Now, can you even laugh about that shameful feeling or experience?
Let go of shame and bring a little playfulness into your relationship with food. That is when you can really make nutrition fun.
If you’d like to learn more how to avoid shame when talking about food with kids, I’d love to invite you to listen to an interview I hosted with Holistic Health Coach Kami Miller.
Note: The moment that I fell deeply in love with my husband, Jeff, was when he first visited the home I lived in as a teenager. After being very gracious and socializing with my dad and stepmom, the two of us retreated alone to the kitchen. He saw the (same!?) jar of chocolate chips with the (same!?) DO NOT EAT sign, and he almost doubled over with laughter as he chuckled, “That’s ridiculous”. He walked directly over to the jar, opened it, reached in for a huge fistful, threw back his head, and dumped the entire handful into his mouth. I was hooked.
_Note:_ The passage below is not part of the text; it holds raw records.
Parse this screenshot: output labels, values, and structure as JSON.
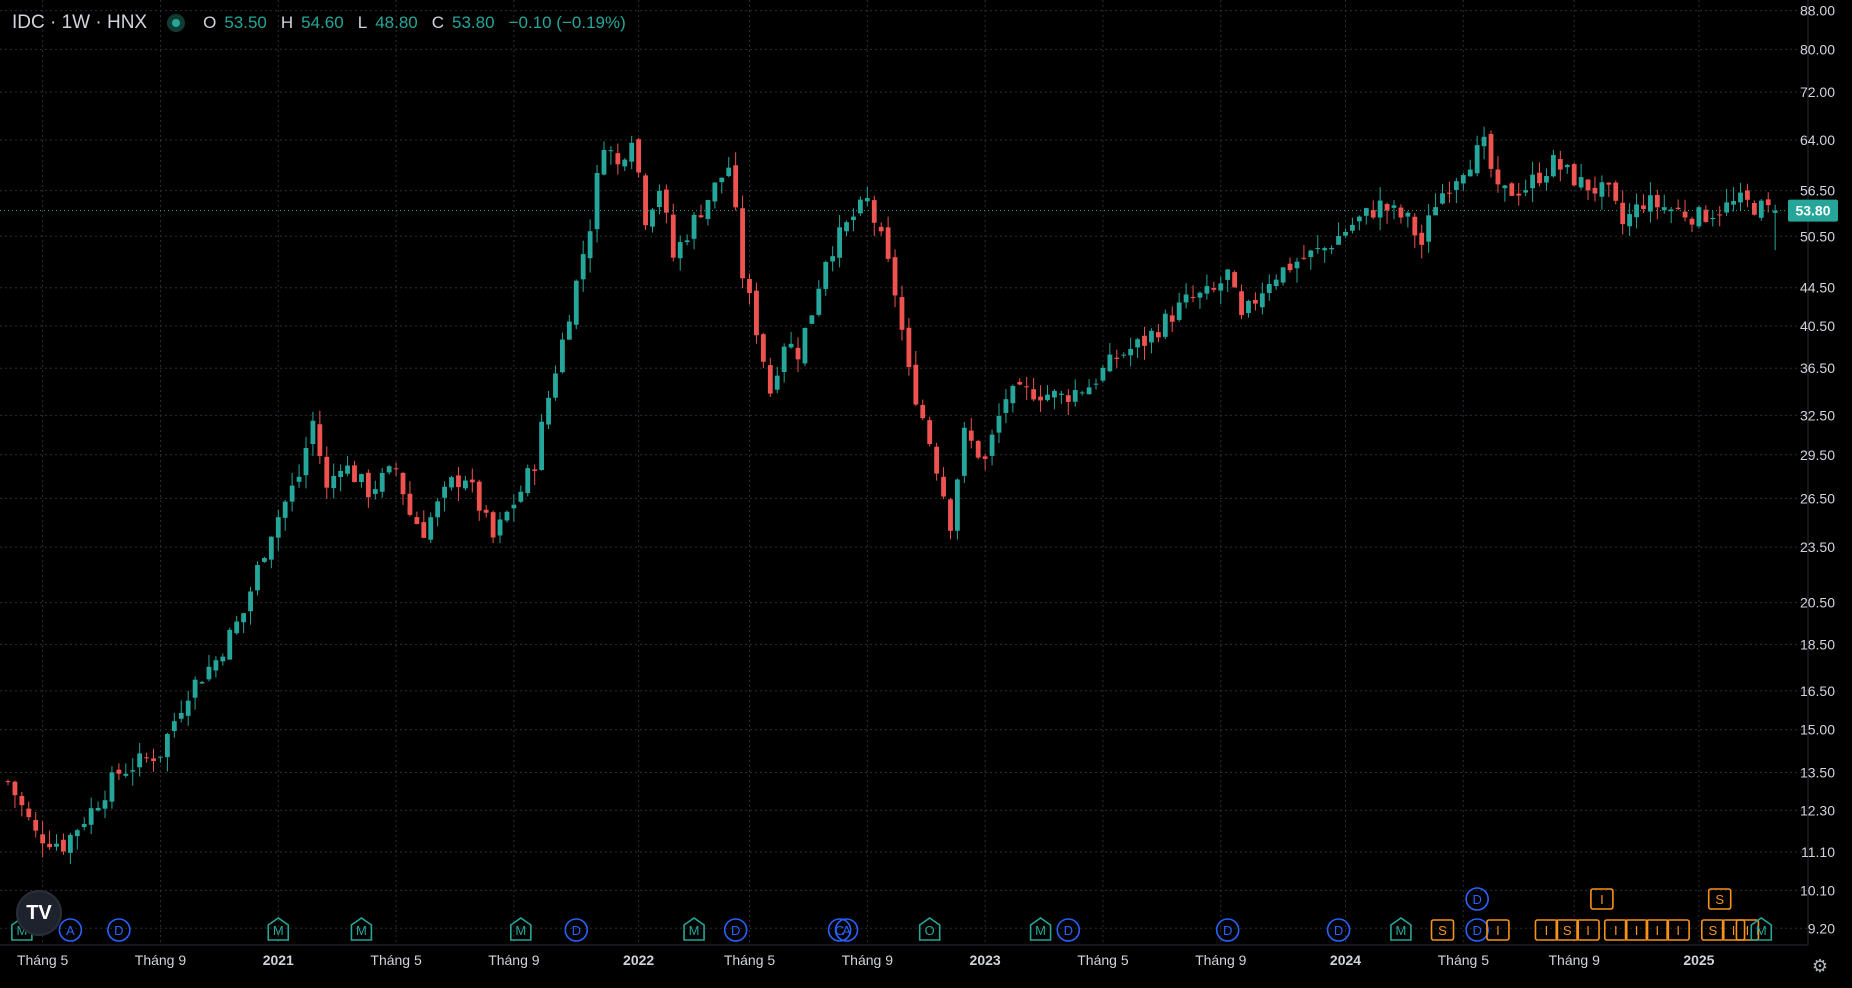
{
  "legend": {
    "symbol": "IDC · 1W · HNX",
    "o_label": "O",
    "o_value": "53.50",
    "h_label": "H",
    "h_value": "54.60",
    "l_label": "L",
    "l_value": "48.80",
    "c_label": "C",
    "c_value": "53.80",
    "change": "−0.10 (−0.19%)"
  },
  "colors": {
    "up": "#26a69a",
    "down": "#ef5350",
    "grid": "#2a2e39",
    "axis_text": "#d1d4dc",
    "price_badge": "#26a69a",
    "marker_m": "#26a69a",
    "marker_d": "#2962ff",
    "marker_orange": "#f7931a"
  },
  "icons": {
    "logo": "tradingview-logo-icon",
    "settings": "settings-icon",
    "live_dot": "live-status-dot-icon"
  },
  "logo_text": "TV",
  "current_price": "53.80",
  "chart_data": {
    "type": "candlestick",
    "title": "IDC · 1W · HNX",
    "y_scale": "log",
    "ylim": [
      8.7,
      89
    ],
    "grid": true,
    "y_ticks": [
      "88.00",
      "80.00",
      "72.00",
      "64.00",
      "56.50",
      "50.50",
      "44.50",
      "40.50",
      "36.50",
      "32.50",
      "29.50",
      "26.50",
      "23.50",
      "20.50",
      "18.50",
      "16.50",
      "15.00",
      "13.50",
      "12.30",
      "11.10",
      "10.10",
      "9.20"
    ],
    "x_ticks": [
      {
        "label": "Tháng 5",
        "bold": false,
        "index": 5
      },
      {
        "label": "Tháng 9",
        "bold": false,
        "index": 22
      },
      {
        "label": "2021",
        "bold": true,
        "index": 39
      },
      {
        "label": "Tháng 5",
        "bold": false,
        "index": 56
      },
      {
        "label": "Tháng 9",
        "bold": false,
        "index": 73
      },
      {
        "label": "2022",
        "bold": true,
        "index": 91
      },
      {
        "label": "Tháng 5",
        "bold": false,
        "index": 107
      },
      {
        "label": "Tháng 9",
        "bold": false,
        "index": 124
      },
      {
        "label": "2023",
        "bold": true,
        "index": 141
      },
      {
        "label": "Tháng 5",
        "bold": false,
        "index": 158
      },
      {
        "label": "Tháng 9",
        "bold": false,
        "index": 175
      },
      {
        "label": "2024",
        "bold": true,
        "index": 193
      },
      {
        "label": "Tháng 5",
        "bold": false,
        "index": 210
      },
      {
        "label": "Tháng 9",
        "bold": false,
        "index": 226
      },
      {
        "label": "2025",
        "bold": true,
        "index": 244
      }
    ],
    "anchors": [
      [
        0,
        13.2
      ],
      [
        4,
        11.6
      ],
      [
        8,
        11.3
      ],
      [
        12,
        12.3
      ],
      [
        16,
        13.5
      ],
      [
        22,
        14.2
      ],
      [
        26,
        16.5
      ],
      [
        30,
        17.8
      ],
      [
        34,
        20.0
      ],
      [
        38,
        24.5
      ],
      [
        42,
        28.0
      ],
      [
        44,
        32.0
      ],
      [
        46,
        27.0
      ],
      [
        48,
        29.0
      ],
      [
        52,
        27.0
      ],
      [
        56,
        28.5
      ],
      [
        58,
        25.5
      ],
      [
        60,
        24.5
      ],
      [
        64,
        27.5
      ],
      [
        66,
        28.0
      ],
      [
        70,
        24.0
      ],
      [
        74,
        27.0
      ],
      [
        76,
        29.0
      ],
      [
        78,
        34.0
      ],
      [
        80,
        39.0
      ],
      [
        82,
        45.0
      ],
      [
        84,
        52.0
      ],
      [
        86,
        64.0
      ],
      [
        88,
        60.0
      ],
      [
        90,
        65.0
      ],
      [
        92,
        53.0
      ],
      [
        94,
        57.0
      ],
      [
        96,
        48.0
      ],
      [
        100,
        54.0
      ],
      [
        104,
        60.0
      ],
      [
        106,
        46.0
      ],
      [
        110,
        34.5
      ],
      [
        112,
        39.0
      ],
      [
        114,
        38.0
      ],
      [
        116,
        42.0
      ],
      [
        118,
        48.0
      ],
      [
        122,
        53.0
      ],
      [
        124,
        55.0
      ],
      [
        126,
        50.0
      ],
      [
        128,
        44.0
      ],
      [
        130,
        36.0
      ],
      [
        133,
        30.5
      ],
      [
        136,
        25.0
      ],
      [
        138,
        31.0
      ],
      [
        141,
        29.0
      ],
      [
        144,
        34.0
      ],
      [
        148,
        34.5
      ],
      [
        152,
        34.0
      ],
      [
        156,
        35.0
      ],
      [
        160,
        37.5
      ],
      [
        164,
        39.0
      ],
      [
        170,
        43.0
      ],
      [
        174,
        44.0
      ],
      [
        176,
        46.0
      ],
      [
        178,
        41.0
      ],
      [
        182,
        45.5
      ],
      [
        186,
        47.5
      ],
      [
        190,
        49.0
      ],
      [
        194,
        52.0
      ],
      [
        198,
        54.5
      ],
      [
        202,
        52.5
      ],
      [
        204,
        49.5
      ],
      [
        206,
        55.0
      ],
      [
        210,
        60.0
      ],
      [
        213,
        63.0
      ],
      [
        215,
        56.0
      ],
      [
        219,
        57.0
      ],
      [
        223,
        60.5
      ],
      [
        227,
        57.5
      ],
      [
        231,
        56.0
      ],
      [
        233,
        52.0
      ],
      [
        236,
        55.0
      ],
      [
        240,
        54.0
      ],
      [
        244,
        53.0
      ],
      [
        247,
        54.0
      ],
      [
        250,
        55.0
      ],
      [
        254,
        53.8
      ]
    ],
    "last_candle": {
      "open": 53.5,
      "high": 54.6,
      "low": 48.8,
      "close": 53.8
    },
    "markers": [
      {
        "index": 2,
        "letter": "M",
        "kind": "m",
        "row": 0
      },
      {
        "index": 9,
        "letter": "A",
        "kind": "d",
        "row": 0
      },
      {
        "index": 16,
        "letter": "D",
        "kind": "d",
        "row": 0
      },
      {
        "index": 39,
        "letter": "M",
        "kind": "m",
        "row": 0
      },
      {
        "index": 51,
        "letter": "M",
        "kind": "m",
        "row": 0
      },
      {
        "index": 74,
        "letter": "M",
        "kind": "m",
        "row": 0
      },
      {
        "index": 82,
        "letter": "D",
        "kind": "d",
        "row": 0
      },
      {
        "index": 99,
        "letter": "M",
        "kind": "m",
        "row": 0
      },
      {
        "index": 105,
        "letter": "D",
        "kind": "d",
        "row": 0
      },
      {
        "index": 120,
        "letter": "C",
        "kind": "d",
        "row": 0
      },
      {
        "index": 121,
        "letter": "A",
        "kind": "d",
        "row": 0
      },
      {
        "index": 133,
        "letter": "O",
        "kind": "m",
        "row": 0
      },
      {
        "index": 149,
        "letter": "M",
        "kind": "m",
        "row": 0
      },
      {
        "index": 153,
        "letter": "D",
        "kind": "d",
        "row": 0
      },
      {
        "index": 176,
        "letter": "D",
        "kind": "d",
        "row": 0
      },
      {
        "index": 192,
        "letter": "D",
        "kind": "d",
        "row": 0
      },
      {
        "index": 201,
        "letter": "M",
        "kind": "m",
        "row": 0
      },
      {
        "index": 207,
        "letter": "S",
        "kind": "o",
        "row": 0
      },
      {
        "index": 212,
        "letter": "D",
        "kind": "d",
        "row": 0
      },
      {
        "index": 212,
        "letter": "D",
        "kind": "d",
        "row": 1
      },
      {
        "index": 215,
        "letter": "I",
        "kind": "o",
        "row": 0
      },
      {
        "index": 222,
        "letter": "I",
        "kind": "o",
        "row": 0
      },
      {
        "index": 225,
        "letter": "S",
        "kind": "o",
        "row": 0
      },
      {
        "index": 228,
        "letter": "I",
        "kind": "o",
        "row": 0
      },
      {
        "index": 230,
        "letter": "I",
        "kind": "o",
        "row": 1
      },
      {
        "index": 232,
        "letter": "I",
        "kind": "o",
        "row": 0
      },
      {
        "index": 235,
        "letter": "I",
        "kind": "o",
        "row": 0
      },
      {
        "index": 238,
        "letter": "I",
        "kind": "o",
        "row": 0
      },
      {
        "index": 241,
        "letter": "I",
        "kind": "o",
        "row": 0
      },
      {
        "index": 246,
        "letter": "S",
        "kind": "o",
        "row": 0
      },
      {
        "index": 247,
        "letter": "S",
        "kind": "o",
        "row": 1
      },
      {
        "index": 249,
        "letter": "I",
        "kind": "o",
        "row": 0
      },
      {
        "index": 251,
        "letter": "I",
        "kind": "o",
        "row": 0
      },
      {
        "index": 253,
        "letter": "M",
        "kind": "m",
        "row": 0
      }
    ]
  }
}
Recipe: Ant Cake (Bundt Cake with Chocolate Glaze)
1 ½ cups butter, softened
1 8-ounce package cream cheese, softened
3 cups sugar
1 ½ teaspoon vanilla
3 cups flour (our adaptation was to divide between whole wheat and white flours)
Spray and flour Bundt pan. Do not pre-heat oven. Blend butter and cream cheese until fluffy. Add sugar and vanilla. Alternate adding flour and eggs. Pour batter into pan. Place in a cold oven and heat it to 300 degrees. Bake for 1 hour and 35 minutes or until it cracks a bit on top. Cool.
6 ounces high-quality chocolate chips
2 tablespoons mild tasting extra virgin olive oil
Melt the chocolate the easiest way you can. We put it in a microwave-safe bowl and heat for 30 seconds at a time, stirring with a fork in between, until it is just melted. You can also melt the chocolate in a heatproof bowl set over a pan of simmering water. (The latter method was too high maintenance for me when my kids were small).
Once the chocolate is melted, stir in the olive oil until well blended and the glaze is smooth. While it is still liquid, pour the chocolate over the cooled Bundt cake in a pretty pattern, so that it drips down the side. Allow the chocolate to set at room temperature for about 15 minutes, then refrigerate.
Caution: This recipe may attract ants.